From this, the platform has to bear the cost of high rider. As shown below, the US Treasury Takeaway Rider costs about 10% of the total transaction volume.
In fact, most of the commission income is spent here, and there is not much income of the platform. According to its annual report, the 2020 catering sales commission income is 58.6 billion yuan, and the rider cost is 48.6 billion yuan (accounting for 83%).
And and based on the labor-intensive attribute of the take-out industry, this cost is difficult to decrease, and even over time, it may be higher and higher.
As far as my country’s population structure, 16-59-year-old labor population accounts for a decline in the total population. This means that labor prices will be more and more expensive, and the labor costs of labor costs will also be \”high boat\”.
Under this trend, the time is not a friend of the take-out industry – once the labor price increased by the rapid price exceeds the platform’s monetary rate (changing rate) growth speed, the scale effect of the platform will be diluted.
In contrast, in addition to self-built logistics, the physical e-commerce not only does not have this part of the cost of labor costs, even Ali’s share of stocks, build a rookie station, and earn a pen. There is no similar trouble.
At present, \”second child, three-child policy\” releases, released positive signals on demarculiar supply, but this is far from talking about the degree of improvement in labor population structure.
In this paper, operational efficiency is improved. Takeaway platform is like a US group, is hungry, it is currently through an algorithm system, an optimized distribution line, and increase delivery efficiency. In addition, in the hardware part, unmanned distribution is also the focus of the take-out industry, and the related platform has some long-term investment.
According to US Mission 2021Q1 conference: development work involves unmanned distribution vehicles and other related support facilities, this technology is very important, and can further optimize distribution efficiency.
This makes the US group’s R \u0026 D cost rate and has always been a relatively high level. As shown below, the R \u0026 D costs of the e-commerce platform, Ali, the highest, followed by the US group.
And no disadvantages are a long process, not only the decrease in labor costs in the short term, but also requires sustained R \u0026 D costs to overlay high cost expenditure.
Remarks: Hungry is not related to research and development cost disclosure.
The income of the income is made of hard money, and the growth space is limited, the cost of humanity and research and development cost is difficult to improve in the short term, so that the beauty group has a thin profit space.
So, its profitWhat level is in the e-commerce industry?
We found on the contrast of operating profits and major business transactions, 2020 Ali’s operating profit / GMV is 2.4%, and the data of the US group is 0.57%.
That is to say, Ali can earn two four operating profits every 100 yuan, and the US group can only earn 5 hair 7, only 1/5 of Ali. The other businesses only look at the takeaway, the single profit taken for takeaway this quarter is 3 Mao 8. (According to the research information, it is completely distributed by the US Group.

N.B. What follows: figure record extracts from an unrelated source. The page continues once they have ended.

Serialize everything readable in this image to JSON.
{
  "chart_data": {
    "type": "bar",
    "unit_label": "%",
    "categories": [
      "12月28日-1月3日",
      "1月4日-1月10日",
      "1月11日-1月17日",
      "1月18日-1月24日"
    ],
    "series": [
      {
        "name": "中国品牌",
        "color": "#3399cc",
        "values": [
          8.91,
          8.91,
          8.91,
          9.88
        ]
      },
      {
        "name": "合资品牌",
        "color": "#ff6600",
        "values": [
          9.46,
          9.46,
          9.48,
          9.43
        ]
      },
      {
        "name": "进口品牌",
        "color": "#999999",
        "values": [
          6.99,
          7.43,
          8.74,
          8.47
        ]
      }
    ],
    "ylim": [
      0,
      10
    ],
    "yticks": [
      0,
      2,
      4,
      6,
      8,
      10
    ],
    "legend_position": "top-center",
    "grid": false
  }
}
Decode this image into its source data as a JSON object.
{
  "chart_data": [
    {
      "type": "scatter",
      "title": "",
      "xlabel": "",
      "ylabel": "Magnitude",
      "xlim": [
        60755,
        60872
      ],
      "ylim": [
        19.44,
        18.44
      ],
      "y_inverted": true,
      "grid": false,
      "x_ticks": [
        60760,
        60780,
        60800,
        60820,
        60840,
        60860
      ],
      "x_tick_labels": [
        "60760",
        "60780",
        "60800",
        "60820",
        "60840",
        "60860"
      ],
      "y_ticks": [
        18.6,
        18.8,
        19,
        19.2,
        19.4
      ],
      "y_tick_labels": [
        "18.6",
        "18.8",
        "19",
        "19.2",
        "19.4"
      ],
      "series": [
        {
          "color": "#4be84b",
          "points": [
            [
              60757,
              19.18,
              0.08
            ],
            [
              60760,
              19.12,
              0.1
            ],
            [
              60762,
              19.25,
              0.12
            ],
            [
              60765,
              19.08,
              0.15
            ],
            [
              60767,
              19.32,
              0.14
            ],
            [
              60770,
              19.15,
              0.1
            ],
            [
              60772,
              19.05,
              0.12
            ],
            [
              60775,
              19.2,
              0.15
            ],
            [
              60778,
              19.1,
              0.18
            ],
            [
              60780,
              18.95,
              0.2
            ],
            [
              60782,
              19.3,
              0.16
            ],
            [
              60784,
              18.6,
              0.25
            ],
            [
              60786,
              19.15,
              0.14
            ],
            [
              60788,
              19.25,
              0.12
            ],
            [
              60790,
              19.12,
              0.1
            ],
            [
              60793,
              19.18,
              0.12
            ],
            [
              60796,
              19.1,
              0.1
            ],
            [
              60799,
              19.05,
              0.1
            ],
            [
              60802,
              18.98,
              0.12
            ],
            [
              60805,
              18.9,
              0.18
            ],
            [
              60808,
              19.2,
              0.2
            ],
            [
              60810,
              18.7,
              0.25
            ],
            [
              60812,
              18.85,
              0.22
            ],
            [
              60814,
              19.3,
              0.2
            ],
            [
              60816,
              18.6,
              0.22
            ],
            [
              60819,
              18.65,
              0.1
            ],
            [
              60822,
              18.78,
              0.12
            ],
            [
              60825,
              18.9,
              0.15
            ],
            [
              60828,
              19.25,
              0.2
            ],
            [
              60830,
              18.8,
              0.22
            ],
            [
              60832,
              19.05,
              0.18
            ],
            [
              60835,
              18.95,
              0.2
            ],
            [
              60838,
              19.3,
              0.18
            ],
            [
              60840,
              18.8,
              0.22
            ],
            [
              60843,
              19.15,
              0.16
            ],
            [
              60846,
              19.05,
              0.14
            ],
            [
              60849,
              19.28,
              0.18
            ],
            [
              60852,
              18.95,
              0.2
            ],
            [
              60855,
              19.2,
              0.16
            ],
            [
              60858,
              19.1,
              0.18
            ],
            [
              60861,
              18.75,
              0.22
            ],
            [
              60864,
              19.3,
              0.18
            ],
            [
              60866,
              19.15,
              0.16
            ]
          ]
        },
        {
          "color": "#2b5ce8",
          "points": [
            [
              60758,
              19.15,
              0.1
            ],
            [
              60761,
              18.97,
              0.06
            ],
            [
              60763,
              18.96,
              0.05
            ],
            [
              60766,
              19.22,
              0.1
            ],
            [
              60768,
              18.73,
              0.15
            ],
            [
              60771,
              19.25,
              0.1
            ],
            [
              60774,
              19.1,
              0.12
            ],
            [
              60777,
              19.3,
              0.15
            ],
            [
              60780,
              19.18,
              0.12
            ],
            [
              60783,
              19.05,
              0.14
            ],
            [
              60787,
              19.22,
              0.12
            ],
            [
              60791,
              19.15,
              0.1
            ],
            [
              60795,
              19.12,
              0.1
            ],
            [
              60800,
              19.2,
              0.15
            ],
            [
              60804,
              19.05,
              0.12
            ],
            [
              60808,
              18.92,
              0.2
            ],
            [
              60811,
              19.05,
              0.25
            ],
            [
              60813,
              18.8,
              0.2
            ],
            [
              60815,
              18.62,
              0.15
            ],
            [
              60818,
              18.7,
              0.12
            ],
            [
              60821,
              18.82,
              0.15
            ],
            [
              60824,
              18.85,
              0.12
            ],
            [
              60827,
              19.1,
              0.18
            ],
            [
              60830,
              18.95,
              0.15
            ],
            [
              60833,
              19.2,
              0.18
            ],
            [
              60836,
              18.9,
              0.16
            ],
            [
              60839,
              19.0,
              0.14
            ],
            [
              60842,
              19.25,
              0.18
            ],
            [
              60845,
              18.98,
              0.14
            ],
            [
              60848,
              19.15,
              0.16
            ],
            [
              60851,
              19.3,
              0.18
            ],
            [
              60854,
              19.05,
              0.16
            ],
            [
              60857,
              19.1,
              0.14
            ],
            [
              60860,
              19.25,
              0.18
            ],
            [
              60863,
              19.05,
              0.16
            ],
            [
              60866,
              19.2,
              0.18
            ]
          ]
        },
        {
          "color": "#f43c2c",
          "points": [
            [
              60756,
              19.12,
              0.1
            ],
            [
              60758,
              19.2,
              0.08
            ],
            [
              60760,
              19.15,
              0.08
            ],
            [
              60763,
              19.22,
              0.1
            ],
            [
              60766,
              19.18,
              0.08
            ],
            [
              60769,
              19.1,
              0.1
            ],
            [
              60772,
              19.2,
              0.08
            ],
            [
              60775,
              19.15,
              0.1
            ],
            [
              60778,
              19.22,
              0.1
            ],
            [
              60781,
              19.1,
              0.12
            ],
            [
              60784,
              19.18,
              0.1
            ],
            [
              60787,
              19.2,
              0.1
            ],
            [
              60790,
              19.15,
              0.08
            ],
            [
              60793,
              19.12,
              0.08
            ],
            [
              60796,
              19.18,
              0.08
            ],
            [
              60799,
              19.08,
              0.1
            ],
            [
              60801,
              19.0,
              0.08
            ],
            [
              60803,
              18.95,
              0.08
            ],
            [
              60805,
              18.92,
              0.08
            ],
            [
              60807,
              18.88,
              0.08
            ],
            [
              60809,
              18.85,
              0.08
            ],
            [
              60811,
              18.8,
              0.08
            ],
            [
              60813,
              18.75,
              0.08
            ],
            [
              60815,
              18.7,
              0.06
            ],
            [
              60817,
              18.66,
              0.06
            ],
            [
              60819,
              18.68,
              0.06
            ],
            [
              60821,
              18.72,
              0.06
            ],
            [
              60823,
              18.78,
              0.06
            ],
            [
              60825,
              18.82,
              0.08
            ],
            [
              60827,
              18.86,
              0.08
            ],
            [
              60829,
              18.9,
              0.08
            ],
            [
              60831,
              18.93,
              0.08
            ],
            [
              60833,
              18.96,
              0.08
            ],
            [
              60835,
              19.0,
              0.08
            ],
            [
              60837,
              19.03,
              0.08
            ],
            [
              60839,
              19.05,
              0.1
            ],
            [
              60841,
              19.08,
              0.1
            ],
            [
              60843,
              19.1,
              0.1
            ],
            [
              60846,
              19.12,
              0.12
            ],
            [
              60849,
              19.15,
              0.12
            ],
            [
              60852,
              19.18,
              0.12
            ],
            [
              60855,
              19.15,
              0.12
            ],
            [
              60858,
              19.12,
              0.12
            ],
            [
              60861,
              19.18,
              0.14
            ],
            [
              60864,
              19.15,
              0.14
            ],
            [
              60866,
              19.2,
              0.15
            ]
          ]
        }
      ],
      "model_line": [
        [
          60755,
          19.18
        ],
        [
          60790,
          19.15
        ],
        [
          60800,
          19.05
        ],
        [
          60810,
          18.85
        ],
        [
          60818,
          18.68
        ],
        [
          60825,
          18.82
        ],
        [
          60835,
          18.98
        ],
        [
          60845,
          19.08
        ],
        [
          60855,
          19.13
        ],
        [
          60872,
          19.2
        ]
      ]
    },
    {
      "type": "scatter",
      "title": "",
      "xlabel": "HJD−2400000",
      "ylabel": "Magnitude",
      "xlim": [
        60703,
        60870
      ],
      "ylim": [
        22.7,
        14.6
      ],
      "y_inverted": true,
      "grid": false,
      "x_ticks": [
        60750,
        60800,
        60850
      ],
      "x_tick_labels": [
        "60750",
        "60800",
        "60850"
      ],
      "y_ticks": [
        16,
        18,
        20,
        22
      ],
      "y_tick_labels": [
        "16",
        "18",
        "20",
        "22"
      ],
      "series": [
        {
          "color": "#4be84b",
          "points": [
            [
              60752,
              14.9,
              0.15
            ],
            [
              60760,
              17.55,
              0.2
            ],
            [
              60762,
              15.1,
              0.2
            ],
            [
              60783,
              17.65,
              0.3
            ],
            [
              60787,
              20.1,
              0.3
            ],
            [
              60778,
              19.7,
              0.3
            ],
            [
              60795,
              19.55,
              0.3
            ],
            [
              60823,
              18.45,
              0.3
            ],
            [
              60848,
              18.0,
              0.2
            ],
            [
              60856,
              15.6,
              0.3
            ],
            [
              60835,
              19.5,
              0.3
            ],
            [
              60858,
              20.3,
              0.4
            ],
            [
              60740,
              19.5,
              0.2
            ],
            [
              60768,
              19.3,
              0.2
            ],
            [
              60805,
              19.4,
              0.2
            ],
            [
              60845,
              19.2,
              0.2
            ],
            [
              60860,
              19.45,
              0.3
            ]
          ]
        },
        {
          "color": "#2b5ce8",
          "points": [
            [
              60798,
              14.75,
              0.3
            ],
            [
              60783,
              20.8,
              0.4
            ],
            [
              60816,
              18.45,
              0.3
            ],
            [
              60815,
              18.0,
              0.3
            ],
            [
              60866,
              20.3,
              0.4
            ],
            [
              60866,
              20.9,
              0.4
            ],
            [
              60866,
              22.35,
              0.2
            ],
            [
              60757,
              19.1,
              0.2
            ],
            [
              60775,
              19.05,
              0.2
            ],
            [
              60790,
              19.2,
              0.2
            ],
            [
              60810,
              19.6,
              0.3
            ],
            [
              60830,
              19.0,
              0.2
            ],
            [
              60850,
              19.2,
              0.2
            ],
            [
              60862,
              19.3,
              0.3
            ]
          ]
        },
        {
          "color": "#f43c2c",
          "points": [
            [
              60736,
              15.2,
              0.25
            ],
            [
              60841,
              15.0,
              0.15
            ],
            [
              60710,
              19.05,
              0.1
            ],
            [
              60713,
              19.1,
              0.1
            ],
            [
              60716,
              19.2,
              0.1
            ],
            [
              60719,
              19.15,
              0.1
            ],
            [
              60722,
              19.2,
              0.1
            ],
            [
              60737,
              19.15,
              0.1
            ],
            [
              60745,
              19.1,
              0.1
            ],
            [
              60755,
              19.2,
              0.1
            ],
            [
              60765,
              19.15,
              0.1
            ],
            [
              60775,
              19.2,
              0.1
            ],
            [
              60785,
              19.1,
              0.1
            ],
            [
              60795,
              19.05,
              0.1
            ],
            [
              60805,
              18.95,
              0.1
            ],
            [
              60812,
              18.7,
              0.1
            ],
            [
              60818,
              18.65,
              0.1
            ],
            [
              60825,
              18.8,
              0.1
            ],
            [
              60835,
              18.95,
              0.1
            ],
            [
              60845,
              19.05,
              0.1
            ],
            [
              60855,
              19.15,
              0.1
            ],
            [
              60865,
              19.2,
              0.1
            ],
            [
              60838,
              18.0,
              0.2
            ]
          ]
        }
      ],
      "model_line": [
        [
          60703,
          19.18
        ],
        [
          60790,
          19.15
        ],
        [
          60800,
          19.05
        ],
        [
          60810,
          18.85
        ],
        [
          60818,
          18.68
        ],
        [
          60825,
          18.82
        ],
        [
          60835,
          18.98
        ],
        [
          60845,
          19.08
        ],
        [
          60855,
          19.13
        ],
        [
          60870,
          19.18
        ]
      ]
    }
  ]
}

It has not yet lost balance. \”Wang Xing once said: Takeaway will be 100 million in the future, each one-piece goal .
However, this \”goal\” will not be achieved quickly with the limited level of profit level, and the commission rate growth space.
For a long time, the takeaway platform has been controversial due to a higher commission rate, and the market consistently thought that this is a \”big profit map\” track. But in fact, this is a business that is \”hard-effective\” compared to physical e-commerce.
On the one hand, with high-frequency consumption, a single single moving brick, a limited growth of performance; on the other hand, labor cost, expense spending continues to rise, fine calculation can squeeze out of thin profit.
This bitter business model is destined to take a take-out business, it is unlikely to become a cash cow, the opposite is that its business value is through high-frequency transaction, producing a large number of \”cloak traffic\”, and achieves \”woolen in the pig body\” Internet platform economy.